Can you check it please?

Note:

In the attached picture, I called Ry as Rx...

 

Ok, probably my symbolic calcs are not correct, despite the fact that I also typed wrongly the RE3 of the denominator of the equation in the above attached picture. I should have typed 0.2 and I typed 2.2 but even if I redo the calcs I get 2 kΩ.

Also, I messed up in the today's first post. I mean I need to know the output impedance of the right side of the current mirror, not the input impedance!
So, to make things clear I need the input impedance of the left side of the mirrored current source and the output impedance of the right side of the mirrored current source!

 

Oh, yes... I have used RE3 as 2.2 kΩ in my calcs which is wrong... If I use 200 Ω, Ry is in fact ≅192 Ω.

Thank God, at least this Ry is correct! Let me inspect your tip @Jony130, for the other part od the circuit.

 

But this time do not forget to include hoe in your calculation. Because if hoe = 0S then Vx/Ix = ∞

 

But this time do not forget to include hoe in your calculation. Because if hoe = 0S then Vx/Ix = ∞

You mean for the right side of the circuit?

 

Yes, for the right side.

 

Ok, I think I made a mistake in the post where I told about Ix current.

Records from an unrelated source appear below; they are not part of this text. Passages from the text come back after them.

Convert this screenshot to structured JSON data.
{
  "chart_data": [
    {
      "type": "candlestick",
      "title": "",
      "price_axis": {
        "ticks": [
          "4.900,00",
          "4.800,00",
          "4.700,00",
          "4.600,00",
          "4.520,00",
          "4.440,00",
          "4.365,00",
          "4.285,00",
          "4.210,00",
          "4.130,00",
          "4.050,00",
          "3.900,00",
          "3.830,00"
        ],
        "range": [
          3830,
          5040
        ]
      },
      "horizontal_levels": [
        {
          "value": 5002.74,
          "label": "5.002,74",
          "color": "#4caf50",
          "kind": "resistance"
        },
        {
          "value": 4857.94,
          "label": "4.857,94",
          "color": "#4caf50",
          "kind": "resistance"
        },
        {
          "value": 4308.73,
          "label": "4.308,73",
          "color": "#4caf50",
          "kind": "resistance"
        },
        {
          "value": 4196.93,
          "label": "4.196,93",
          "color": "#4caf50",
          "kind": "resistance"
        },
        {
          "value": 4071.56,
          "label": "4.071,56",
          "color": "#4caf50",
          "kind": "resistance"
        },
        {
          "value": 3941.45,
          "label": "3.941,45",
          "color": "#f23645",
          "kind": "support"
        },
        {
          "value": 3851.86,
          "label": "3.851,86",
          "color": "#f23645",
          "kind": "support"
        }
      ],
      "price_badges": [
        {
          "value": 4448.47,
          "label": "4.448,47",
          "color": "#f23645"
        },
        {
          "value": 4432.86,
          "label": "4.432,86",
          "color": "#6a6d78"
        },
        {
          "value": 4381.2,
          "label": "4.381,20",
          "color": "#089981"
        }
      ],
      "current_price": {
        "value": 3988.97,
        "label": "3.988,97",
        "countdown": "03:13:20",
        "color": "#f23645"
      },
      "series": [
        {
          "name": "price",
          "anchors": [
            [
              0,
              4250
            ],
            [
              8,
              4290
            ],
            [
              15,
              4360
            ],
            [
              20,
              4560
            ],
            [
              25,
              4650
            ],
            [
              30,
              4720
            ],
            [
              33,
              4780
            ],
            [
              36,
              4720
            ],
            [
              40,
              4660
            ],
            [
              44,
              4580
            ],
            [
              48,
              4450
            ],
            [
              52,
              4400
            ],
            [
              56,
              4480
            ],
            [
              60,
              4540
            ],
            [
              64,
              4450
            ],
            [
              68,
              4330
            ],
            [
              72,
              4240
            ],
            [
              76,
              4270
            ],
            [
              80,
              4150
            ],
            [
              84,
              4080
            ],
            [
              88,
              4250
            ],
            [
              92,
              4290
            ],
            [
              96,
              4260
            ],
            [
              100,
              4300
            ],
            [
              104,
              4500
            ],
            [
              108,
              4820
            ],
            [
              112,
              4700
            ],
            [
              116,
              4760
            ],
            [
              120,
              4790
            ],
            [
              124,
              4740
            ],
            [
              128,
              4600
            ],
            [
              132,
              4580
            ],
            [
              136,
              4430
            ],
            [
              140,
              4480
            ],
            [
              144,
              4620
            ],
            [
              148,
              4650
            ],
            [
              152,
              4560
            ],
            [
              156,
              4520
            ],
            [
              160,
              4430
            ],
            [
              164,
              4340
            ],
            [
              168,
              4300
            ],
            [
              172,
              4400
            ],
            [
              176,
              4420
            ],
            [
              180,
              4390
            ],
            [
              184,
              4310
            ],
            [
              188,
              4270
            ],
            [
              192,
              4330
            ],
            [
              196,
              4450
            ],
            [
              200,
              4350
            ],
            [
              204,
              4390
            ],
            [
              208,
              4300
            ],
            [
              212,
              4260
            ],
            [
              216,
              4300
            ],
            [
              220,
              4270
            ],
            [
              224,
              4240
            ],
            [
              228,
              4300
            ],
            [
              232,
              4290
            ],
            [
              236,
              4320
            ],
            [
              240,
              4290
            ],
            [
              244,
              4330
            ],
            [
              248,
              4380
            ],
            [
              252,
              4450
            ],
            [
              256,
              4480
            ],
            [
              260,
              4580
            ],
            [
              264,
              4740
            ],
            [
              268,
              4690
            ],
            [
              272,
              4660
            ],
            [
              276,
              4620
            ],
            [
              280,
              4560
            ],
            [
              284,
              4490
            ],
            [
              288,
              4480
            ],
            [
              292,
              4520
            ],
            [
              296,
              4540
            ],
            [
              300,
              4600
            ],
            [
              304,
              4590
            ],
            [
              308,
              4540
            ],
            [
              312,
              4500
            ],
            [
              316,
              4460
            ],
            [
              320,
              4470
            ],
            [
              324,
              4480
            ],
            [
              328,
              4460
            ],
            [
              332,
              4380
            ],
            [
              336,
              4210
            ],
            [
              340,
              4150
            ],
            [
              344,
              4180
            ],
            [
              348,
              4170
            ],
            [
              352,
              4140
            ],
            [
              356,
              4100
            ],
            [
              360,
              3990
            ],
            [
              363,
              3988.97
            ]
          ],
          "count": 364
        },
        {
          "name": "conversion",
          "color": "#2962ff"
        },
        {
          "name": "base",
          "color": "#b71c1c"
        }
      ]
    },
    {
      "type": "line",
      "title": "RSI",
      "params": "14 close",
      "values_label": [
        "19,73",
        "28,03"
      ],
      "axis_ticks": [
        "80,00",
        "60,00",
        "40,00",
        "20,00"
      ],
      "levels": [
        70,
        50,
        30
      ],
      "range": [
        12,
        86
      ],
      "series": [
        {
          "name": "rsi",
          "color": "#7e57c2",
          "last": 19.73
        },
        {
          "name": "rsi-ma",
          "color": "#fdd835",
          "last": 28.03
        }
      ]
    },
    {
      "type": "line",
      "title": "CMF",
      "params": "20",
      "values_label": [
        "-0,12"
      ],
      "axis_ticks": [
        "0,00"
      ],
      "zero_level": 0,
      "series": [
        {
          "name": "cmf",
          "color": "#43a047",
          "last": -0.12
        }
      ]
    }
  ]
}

Correcting my previous expression:
IB = ( Ix * RE4) / ( hie4 + Ry + RE4)
Ix = ( (hie+Ry+RE4) / RE4) * IB.

Now I'm trying for Vx.

Edited;
Is there any chance that Vx is:

 

PsySc0rpi0n #2
....But now, as I don't know the transistor gain, I'm not sure if I'm supposed to assume a gain of 100 or 200....
I apologize. Before you take the final decision, I will come back a little bit ago. This will be useful in the future. That calculation Beta_DC. BF>=<Beta_DC>=<Beta_AC !!!

 

Morning @Bordodynov ...

I'm using LTSpice's 2N2222A hfe which is 255 which pretty much matches the "bf" you have in the circuit! But the most important is to check my equation or how can I do it! @Jony130 suggested me the KVL but I'm not yet getting there!

 

For the calculations you must use Beta_AC.
bf=255.9
Ic
Beta_AC=173.715
Beta_DC=2.062636mA/12.257849uA=168.271

 

I have been using the value of 255 for my calcs and the results have been consistent so far. I just wanted to know if my equations for Ix and Vx are fine or not. I'll handle simulations with LTSpice later!

 

PsySc0rpi0n.
I did some calculations. In particular, I made a calculation of the dynamic resistance of the current mirror. And I brought an equivalent circuit of the current mirror. This manual calculation. I'm too lazy to do it manually. You have to do it yourself. The calculations substitute dynamic resistance of the current mirror instead of the current driving resistor Ree. So far, it turned out not very accurate, but it is adequate for practice (13%).